THE ART OF ITALIAN DINING
The origins of mascarpone cheese can be traced to the region of Lombardy, Italy. The cities located there, southwest of Milan, include Cremona, Brescia, Milano, Mantova and Sondrio, and they all have a rich dairy heritage. There, in the late 16th or early 17th century, the cheese was invented, likely as an accident.
There are several explanations for the history of the name “mascarpone.” It could be from the Spanish, mas que bueno, “better than good,” a remnant from Spain’s occupation of Italy. It could also have been born from the word mascarpia, the local dialect’s word for ricotta, a cheese very similar to mascarpone. It could also have come from the word mascarpa, which is a byproduct of the whey from aged cheese. The word is pronounced, “mahs-car-PO-nay.”
Although it is often described as “Italian cream cheese,” mascarpone cheese is much lighter and mellower. The fat content hovers around 70 percent to 75 percent, providing the reason for its almost butter-like quality. Although it is called mascarpone cheese, it technically isn’t cheese; the formation process involves no cheese starter. It is less dense than most cheeses but thicker than whipped cream. The appearance can be white to pale yellow, and its close affinity to ricotta and other “cheeses” makes it retain its place in the cheese section of supermarkets all over the world.
While I rarely toot my horn about my own dessert creations, I have to admit: This one is pretty fantastic.
I’ve enjoyed mascarpone my entire life. Shamefully, however, the idea to make a Mascarpone Cheesecake came to me only a few years ago when I combined my excitement for cheese with the one I have for desserts.

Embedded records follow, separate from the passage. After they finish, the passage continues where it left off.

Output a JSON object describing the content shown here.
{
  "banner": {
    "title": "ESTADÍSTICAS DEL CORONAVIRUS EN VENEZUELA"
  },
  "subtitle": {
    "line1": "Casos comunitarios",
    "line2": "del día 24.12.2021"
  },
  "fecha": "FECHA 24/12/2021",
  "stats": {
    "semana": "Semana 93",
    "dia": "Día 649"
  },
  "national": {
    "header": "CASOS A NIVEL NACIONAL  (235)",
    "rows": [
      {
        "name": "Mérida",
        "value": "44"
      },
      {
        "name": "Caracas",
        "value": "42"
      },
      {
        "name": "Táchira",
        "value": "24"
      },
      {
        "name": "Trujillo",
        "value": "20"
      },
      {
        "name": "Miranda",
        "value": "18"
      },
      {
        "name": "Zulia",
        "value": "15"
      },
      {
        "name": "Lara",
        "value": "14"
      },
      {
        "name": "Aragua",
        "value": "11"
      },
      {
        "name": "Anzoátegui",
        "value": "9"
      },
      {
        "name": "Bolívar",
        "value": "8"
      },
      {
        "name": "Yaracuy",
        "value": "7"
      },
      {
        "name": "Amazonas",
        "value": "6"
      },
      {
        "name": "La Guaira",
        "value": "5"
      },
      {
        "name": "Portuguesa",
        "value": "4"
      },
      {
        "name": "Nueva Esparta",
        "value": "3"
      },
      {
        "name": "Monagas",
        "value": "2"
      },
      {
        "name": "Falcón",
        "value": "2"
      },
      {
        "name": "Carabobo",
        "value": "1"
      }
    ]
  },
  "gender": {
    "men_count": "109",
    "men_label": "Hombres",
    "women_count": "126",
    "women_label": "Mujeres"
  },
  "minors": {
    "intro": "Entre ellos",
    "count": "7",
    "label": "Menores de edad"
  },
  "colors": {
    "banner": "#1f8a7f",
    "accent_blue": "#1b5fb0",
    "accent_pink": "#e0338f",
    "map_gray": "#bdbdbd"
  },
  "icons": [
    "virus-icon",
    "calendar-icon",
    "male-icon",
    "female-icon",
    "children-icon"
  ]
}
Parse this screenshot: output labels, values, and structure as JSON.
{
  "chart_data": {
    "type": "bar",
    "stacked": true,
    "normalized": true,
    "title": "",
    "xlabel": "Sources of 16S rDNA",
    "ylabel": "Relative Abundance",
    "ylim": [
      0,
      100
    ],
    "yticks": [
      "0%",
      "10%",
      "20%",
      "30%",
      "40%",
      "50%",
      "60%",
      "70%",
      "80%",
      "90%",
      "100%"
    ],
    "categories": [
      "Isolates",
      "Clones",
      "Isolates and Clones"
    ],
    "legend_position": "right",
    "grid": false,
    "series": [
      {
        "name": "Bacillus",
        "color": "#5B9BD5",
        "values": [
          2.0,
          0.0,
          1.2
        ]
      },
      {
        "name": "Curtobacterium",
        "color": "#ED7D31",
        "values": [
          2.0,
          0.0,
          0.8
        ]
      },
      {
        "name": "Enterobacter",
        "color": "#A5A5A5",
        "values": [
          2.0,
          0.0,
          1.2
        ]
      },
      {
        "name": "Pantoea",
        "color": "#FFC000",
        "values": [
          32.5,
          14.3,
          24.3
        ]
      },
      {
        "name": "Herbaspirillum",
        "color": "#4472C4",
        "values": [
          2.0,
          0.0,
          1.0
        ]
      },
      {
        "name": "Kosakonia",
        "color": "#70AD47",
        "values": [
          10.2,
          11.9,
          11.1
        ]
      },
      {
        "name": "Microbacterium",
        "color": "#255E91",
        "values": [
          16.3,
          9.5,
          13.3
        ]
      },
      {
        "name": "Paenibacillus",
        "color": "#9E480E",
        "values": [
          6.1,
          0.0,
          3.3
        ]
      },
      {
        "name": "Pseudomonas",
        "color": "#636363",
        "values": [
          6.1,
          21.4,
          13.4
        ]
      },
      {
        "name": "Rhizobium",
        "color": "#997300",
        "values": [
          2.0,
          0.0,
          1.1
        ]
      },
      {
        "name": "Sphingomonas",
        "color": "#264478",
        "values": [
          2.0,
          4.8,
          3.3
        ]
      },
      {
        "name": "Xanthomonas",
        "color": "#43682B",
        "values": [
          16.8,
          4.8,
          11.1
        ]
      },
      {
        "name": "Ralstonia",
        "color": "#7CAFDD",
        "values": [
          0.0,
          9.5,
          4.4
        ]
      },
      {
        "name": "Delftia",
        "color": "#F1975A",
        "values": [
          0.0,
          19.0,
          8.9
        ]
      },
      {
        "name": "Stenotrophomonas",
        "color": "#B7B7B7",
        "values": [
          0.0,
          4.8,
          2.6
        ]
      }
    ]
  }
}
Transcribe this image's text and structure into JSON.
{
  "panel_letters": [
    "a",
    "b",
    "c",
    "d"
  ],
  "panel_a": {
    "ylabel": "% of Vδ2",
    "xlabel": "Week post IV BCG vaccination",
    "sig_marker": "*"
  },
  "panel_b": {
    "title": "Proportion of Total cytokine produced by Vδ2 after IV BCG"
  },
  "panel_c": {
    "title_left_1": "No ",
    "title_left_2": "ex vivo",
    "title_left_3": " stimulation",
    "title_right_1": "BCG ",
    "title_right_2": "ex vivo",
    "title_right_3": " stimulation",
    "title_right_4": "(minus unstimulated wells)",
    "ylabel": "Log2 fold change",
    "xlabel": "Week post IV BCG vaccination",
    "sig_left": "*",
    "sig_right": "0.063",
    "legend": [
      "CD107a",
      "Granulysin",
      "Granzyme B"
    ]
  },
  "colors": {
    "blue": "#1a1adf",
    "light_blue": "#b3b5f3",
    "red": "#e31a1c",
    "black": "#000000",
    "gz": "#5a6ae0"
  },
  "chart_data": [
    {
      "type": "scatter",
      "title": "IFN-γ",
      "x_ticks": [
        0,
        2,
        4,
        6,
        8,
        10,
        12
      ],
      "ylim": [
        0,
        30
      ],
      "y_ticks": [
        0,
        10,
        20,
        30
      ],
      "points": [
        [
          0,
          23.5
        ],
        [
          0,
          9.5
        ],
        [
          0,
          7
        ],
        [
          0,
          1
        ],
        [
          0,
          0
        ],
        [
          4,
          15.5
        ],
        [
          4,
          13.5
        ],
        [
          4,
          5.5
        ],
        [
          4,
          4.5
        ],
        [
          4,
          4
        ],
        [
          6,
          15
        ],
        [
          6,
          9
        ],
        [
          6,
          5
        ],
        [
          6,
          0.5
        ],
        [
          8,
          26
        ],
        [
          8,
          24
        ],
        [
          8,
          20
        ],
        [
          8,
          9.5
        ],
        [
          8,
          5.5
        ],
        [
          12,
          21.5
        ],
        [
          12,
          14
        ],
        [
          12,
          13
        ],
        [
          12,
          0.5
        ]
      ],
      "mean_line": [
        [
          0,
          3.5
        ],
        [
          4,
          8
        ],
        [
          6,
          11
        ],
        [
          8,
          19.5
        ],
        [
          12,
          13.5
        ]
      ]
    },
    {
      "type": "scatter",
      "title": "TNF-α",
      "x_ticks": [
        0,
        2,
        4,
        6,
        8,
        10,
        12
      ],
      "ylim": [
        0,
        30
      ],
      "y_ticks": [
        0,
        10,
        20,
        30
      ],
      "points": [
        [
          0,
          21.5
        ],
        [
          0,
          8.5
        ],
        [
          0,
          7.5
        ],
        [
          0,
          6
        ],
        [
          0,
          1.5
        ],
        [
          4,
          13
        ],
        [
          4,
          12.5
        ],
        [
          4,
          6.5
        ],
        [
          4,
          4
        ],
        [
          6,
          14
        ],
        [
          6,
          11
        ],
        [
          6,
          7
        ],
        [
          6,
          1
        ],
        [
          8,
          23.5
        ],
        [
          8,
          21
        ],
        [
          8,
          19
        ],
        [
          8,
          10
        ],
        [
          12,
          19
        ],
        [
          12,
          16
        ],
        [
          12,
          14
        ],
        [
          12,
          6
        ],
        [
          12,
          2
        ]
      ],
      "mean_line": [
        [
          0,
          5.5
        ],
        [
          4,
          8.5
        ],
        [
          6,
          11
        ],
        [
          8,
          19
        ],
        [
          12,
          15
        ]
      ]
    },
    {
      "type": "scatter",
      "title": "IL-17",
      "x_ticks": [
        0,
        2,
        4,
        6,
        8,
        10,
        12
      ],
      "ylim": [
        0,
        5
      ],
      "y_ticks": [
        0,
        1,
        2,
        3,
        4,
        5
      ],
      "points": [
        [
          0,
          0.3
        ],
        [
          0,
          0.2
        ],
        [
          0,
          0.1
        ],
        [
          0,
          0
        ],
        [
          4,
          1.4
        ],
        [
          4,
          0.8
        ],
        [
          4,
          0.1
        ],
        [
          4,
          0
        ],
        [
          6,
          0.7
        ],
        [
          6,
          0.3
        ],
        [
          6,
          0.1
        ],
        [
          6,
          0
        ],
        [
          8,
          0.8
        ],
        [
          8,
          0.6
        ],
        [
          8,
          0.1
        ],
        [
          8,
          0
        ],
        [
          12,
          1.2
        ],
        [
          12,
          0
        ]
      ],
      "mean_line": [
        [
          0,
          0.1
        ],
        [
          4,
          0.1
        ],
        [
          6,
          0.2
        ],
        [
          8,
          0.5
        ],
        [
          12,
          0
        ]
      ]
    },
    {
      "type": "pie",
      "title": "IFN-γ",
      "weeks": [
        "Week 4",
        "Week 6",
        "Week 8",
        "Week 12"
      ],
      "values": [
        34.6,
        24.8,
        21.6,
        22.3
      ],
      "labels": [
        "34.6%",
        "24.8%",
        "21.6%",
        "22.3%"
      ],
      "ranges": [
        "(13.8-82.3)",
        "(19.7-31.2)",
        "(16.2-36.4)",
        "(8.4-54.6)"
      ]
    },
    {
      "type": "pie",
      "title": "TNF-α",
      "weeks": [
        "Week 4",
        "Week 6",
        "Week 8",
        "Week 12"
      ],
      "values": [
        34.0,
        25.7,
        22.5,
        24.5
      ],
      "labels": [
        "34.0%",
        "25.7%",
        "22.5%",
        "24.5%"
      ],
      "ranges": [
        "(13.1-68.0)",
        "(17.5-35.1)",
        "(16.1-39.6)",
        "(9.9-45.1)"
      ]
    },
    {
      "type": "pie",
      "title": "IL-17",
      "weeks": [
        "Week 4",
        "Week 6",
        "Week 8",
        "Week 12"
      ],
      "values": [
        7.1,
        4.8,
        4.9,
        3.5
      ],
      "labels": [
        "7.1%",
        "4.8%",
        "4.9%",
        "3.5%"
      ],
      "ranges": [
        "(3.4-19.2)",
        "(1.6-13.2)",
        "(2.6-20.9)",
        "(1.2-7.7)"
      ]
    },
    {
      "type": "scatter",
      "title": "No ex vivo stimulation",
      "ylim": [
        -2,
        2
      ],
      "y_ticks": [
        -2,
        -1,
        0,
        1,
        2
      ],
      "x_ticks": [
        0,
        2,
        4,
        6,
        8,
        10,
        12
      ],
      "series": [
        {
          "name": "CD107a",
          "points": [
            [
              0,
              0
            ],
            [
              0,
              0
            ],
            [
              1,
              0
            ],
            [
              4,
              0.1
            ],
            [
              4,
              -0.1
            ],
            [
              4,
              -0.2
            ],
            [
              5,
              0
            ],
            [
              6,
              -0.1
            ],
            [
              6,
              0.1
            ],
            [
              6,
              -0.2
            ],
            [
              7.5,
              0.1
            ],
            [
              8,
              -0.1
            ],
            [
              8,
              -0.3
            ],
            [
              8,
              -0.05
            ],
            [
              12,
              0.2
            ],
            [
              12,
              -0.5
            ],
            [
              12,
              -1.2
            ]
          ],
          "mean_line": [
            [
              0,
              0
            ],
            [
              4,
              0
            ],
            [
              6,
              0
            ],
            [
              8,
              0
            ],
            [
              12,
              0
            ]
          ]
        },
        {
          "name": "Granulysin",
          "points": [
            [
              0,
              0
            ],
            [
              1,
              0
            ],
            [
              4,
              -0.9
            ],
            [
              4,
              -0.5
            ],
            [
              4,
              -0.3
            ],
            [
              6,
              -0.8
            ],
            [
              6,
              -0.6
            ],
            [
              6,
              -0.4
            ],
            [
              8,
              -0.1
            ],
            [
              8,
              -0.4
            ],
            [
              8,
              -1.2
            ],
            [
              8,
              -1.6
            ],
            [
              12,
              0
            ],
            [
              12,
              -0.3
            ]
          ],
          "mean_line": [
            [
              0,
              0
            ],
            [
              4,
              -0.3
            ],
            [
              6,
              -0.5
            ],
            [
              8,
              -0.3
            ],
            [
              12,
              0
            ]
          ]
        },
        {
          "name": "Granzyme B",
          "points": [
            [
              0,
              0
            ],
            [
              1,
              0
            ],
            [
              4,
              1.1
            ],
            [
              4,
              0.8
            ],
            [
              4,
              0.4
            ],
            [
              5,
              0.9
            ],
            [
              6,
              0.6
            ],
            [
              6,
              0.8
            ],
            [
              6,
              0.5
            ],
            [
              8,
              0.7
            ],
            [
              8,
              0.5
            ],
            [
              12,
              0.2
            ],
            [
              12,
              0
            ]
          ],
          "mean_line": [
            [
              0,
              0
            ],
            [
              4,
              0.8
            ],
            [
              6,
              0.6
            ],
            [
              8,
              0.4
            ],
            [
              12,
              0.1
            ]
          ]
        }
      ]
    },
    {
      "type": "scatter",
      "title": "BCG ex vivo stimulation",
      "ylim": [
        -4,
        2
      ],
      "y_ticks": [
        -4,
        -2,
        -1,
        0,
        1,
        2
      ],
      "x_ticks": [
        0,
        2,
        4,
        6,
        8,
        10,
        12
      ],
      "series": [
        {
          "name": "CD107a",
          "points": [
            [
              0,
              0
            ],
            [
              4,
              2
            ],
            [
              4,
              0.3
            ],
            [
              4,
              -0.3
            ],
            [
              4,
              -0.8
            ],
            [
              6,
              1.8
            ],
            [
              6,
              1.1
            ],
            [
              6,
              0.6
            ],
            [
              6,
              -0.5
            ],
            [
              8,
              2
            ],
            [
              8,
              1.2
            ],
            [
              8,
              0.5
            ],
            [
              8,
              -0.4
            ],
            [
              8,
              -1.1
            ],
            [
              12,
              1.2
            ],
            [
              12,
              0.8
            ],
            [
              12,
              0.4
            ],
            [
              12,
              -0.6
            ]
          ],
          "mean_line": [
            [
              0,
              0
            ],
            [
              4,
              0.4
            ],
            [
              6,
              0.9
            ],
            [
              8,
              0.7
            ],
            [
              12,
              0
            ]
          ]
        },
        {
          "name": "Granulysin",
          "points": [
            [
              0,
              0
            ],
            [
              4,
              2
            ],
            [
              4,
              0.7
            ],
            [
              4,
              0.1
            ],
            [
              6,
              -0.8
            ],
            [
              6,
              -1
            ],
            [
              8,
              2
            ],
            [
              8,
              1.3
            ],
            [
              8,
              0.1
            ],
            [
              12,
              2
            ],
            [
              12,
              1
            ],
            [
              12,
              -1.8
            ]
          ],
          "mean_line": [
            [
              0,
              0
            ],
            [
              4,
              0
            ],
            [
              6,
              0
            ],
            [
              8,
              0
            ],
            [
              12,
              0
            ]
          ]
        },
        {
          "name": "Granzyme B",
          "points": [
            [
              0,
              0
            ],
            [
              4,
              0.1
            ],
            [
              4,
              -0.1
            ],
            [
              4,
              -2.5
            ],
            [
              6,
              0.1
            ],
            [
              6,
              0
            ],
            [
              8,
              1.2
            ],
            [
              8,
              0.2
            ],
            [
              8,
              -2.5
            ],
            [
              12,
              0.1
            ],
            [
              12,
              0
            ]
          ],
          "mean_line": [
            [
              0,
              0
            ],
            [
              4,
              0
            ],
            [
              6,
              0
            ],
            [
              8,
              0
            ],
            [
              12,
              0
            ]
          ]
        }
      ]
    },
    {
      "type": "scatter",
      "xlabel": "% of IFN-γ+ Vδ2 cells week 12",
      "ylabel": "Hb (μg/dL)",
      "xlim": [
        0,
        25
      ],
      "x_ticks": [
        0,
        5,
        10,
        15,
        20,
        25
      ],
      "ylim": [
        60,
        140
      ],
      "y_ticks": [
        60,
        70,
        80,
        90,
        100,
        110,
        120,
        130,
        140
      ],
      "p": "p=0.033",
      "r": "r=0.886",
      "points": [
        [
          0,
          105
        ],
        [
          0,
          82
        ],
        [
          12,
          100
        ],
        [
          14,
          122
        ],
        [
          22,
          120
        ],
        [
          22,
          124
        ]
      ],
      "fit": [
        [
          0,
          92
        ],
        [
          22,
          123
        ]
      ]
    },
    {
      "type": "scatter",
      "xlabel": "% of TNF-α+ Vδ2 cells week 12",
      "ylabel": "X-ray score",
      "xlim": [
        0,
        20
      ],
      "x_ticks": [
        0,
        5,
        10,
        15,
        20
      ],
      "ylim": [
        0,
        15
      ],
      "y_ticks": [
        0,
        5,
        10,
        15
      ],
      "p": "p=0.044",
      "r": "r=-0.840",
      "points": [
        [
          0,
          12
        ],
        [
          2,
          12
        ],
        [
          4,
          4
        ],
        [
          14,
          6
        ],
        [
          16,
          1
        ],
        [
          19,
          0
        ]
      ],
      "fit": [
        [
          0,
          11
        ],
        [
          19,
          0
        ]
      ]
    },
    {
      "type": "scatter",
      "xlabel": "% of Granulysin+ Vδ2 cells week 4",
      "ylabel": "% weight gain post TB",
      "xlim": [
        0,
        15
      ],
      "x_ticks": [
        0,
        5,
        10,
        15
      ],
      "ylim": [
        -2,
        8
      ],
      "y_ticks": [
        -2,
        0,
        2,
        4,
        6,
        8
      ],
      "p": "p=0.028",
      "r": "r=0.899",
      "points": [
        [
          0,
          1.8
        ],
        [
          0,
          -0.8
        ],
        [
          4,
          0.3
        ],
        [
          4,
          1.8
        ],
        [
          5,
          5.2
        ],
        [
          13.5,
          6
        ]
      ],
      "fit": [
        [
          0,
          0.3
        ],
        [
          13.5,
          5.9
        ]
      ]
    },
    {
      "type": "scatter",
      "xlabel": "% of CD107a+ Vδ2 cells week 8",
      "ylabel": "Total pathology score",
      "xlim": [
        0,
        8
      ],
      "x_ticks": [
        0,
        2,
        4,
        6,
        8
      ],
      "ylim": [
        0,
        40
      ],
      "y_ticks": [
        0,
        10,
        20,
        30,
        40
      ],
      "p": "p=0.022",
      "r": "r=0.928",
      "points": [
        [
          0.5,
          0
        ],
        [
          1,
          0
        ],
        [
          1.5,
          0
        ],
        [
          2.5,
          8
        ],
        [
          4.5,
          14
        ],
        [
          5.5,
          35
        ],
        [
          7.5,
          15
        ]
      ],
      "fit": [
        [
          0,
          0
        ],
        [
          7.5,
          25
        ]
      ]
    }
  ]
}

Luckily, much to my delight, the result was wonderfully creamy, surprisingly light and absolutely cravable.
The crust was quite the happy accident. In December, I made a some biscotti to give as Christmas gifts and forgot I froze the leftovers. I definitely need to start labeling more diligently, because when I pulled the biscotti from the freezer, I was almost certain they were regular store-bought cookies. Either way, the hint of almonds and amaretto and the nutty texture went perfectly with the rest of the components.
For the filling, I decided to keep it simple by whipping mascarpone with cream cheese, adding some lemon juice, sugar but not too much, some vanilla and a pinch of salt. The dessert went over very well with my friends and clients and although everybody had a different opinion on their favorite topping (berries compote or mascarpone and Nutella warm sauce?) this was undoubtedly a hit, and oh-so easy to put together for any special occasion.
It is with great pleasure that I share this recipe with you all.
Lisa and Suzanna are still in the kitchen eating the leftovers.
70 vanilla wafers (8 1/2 oz), finely ground in a food processor (2 1/3 cups)
1 1/4 sticks (10 tablespoons) unsalted butter, melted and cooled
20 oz cream cheese (2 1/2 eight-ounce packages), softened
8 oz mascarpone cheese at room temperature (about 1 cup)
3/4 cup sugar
3 large eggs
1 teaspoon vanilla
1 teaspoon fresh lemon juice
1/4 teaspoon salt
1/2 cup granulated sugar
2 cups strawberries, hulled, quartered
1 cup blueberries
1 cup blackberry
2 teaspoons fresh lemon juice
1 pinch salt
1/4 cup unsalted butter, room temperature, cubed
Put oven rack in middle position and preheat oven to 350°F. Butter bottom and side of a 9-inch springform pan.
Stir together cookie crumbs, amaretto flavoring and butter in a bowl. (Optional) Reserve 1/4 cup crumb mixture for sprinkling over cheesecake, then pat remainder onto bottom and 1 1/2 inches up side of springform pan (about 1 inch thick). Put pan in a shallow baking pan and bake until golden, about 10 minutes. Cool completely on a rack, about 25 minutes. Leave oven on.
Make filling while crust bakes:
Beat cream cheese, mascarpone, and sugar in a large bowl with an electric mixer at medium high speed until fluffy, 3 to 5 minutes. Add eggs 1 at a time, beating well after each addition. Add vanilla, lemon juice, and salt and mix at low speed until combined. Pour into cooled crust and bake until cake is set and puffed around edge but still trembles slightly when pan is shaken gently, 25 to 30 minutes. Cool slightly in springform pan on rack, about 20 minutes. (Cheesecake will continue to set as it cools.) Leave oven on.
In a large, nonreactive saute pan over medium heat, combine 1/4 cup water & 1/2 cup sugar & bring to boil, stirring to dissolve sugar. Cook 2 minutes, then add berries, lemon juice & salt. Return to boil, then add butter & swirl mixture around in the pan until butter melts. Spoon berries along with the sauce onto warmed dessert placts &, if desired, place a small scoop of vanilla ice cream (or yogurt) in center of each plate. Serve immediately & enjoy!